Why $(\frac{\partial x}{\partial z})_w$ can be expressed as-$\frac{\frac{\partial (F,G)}{\partial (z,y)}}{\frac{\partial (F,G)}{\partial (x,y)}}$ Consider $F(x,y,z,w)=0$ and $G(x,y,z,w)=0$ . Why $(\frac{\partial x}{\partial z})_w$= -$\frac{\frac{\partial (F,G)}{\partial (z,y)}}{\frac{\partial (F,G)}{\partial (x,y)}}$.Noted that the  $(\frac{\partial x}{\partial z})_w$= -$\frac{\frac{\partial (F,G)}{\partial (z,y)}}{\frac{\partial (F,G)}{\partial (x,y)}}$=-$\frac{F_3G_2-F_2G_3}{F_1G_2-F_2G_1}$
 A: The two equations $F(x,y,z,w_0)=0$, $\ G(x,y,z,w_0)=0$ define a curve $\gamma$ in the three-dimensional $(x,y,z)$-plane $w=w_0$ of ${\mathbb R}^4$. This curve should have a parametrization
$$\gamma:\quad z\mapsto \bigl(x(z),y(z),z, w_0\bigr)\qquad \qquad (z_0-h<z<z_0+h)\ ,$$
valid in the neighborhood of some "regular" point $(x_0,y_0,z_0,w_0)$. Since
$$F\bigl(x(z),y(z),z,w_0\bigr)\equiv0\ ,\qquad G\bigl(x(z),y(z),z,w_0\bigr)\equiv0\ ,$$
taking the derivative with respect to $z$  gives
$$F_x x'(z)+F_y y'(z) + F_z=0\ , \qquad G_x x'(z)+G_y y'(z) + G_z=0\ .$$
We now solve for $x'(z)$ and obtain
$$x'(z)=-{F_z G_y-G_z F_y \over F_x G_y-G_x F_y}=-{\det\left[{\partial(F,G)\over\partial(z,y)}\right] \over\det\left[{\partial(F,G)\over\partial(x,y)}\right]}\ .$$
In response to a comment by the OP: Here we had $r=3$ equations (incl. $w=w_0$) in $n=4$ variables, so there was one degree of freedom (the $z$ variable).
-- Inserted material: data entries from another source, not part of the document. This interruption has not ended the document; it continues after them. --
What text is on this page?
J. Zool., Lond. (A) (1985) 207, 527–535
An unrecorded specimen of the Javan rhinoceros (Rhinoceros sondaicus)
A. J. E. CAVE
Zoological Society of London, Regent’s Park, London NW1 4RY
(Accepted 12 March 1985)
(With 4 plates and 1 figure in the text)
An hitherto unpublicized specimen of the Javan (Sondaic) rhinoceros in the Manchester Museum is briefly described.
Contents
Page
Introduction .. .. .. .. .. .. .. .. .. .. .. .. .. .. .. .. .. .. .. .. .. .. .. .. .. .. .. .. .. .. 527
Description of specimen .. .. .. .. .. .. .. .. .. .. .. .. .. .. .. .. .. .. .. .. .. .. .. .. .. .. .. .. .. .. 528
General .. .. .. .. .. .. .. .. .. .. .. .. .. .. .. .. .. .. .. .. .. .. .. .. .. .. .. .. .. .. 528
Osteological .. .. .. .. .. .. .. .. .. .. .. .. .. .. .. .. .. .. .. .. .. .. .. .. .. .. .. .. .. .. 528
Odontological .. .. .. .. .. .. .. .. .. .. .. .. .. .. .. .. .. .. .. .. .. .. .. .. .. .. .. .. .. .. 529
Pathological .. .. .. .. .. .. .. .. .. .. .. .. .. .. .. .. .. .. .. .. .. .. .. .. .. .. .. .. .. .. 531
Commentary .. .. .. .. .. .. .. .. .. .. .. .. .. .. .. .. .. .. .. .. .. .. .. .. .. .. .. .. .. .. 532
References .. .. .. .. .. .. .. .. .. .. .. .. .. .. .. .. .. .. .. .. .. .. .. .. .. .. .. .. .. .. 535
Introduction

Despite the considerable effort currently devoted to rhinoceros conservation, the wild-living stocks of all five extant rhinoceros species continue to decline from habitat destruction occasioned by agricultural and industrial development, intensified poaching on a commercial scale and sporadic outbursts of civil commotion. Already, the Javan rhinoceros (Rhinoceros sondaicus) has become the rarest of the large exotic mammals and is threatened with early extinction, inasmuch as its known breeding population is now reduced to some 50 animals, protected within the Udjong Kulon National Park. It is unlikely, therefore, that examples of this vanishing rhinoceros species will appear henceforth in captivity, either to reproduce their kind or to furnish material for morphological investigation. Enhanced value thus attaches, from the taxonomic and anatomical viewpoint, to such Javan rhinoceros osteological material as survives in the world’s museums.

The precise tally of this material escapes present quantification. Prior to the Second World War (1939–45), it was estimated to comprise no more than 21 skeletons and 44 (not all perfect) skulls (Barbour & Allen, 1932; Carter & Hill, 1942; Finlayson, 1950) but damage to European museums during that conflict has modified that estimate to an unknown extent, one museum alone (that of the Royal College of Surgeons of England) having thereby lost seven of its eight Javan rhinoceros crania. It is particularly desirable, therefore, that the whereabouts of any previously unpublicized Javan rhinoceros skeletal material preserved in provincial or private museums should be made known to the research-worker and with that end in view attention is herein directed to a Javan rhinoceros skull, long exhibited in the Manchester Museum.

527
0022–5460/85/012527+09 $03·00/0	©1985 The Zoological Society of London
In general you would have $r$ equations in $n$ variables and $d=n-r$ degrees of freedom. If you want explicit formulae you would have to declare beforehand which $d$ variables should be considered as the independent ones. Look at it this way:  There is no explicit formula for the solution set of a rank $r$ homogeneous linear system in $n$ unknowns.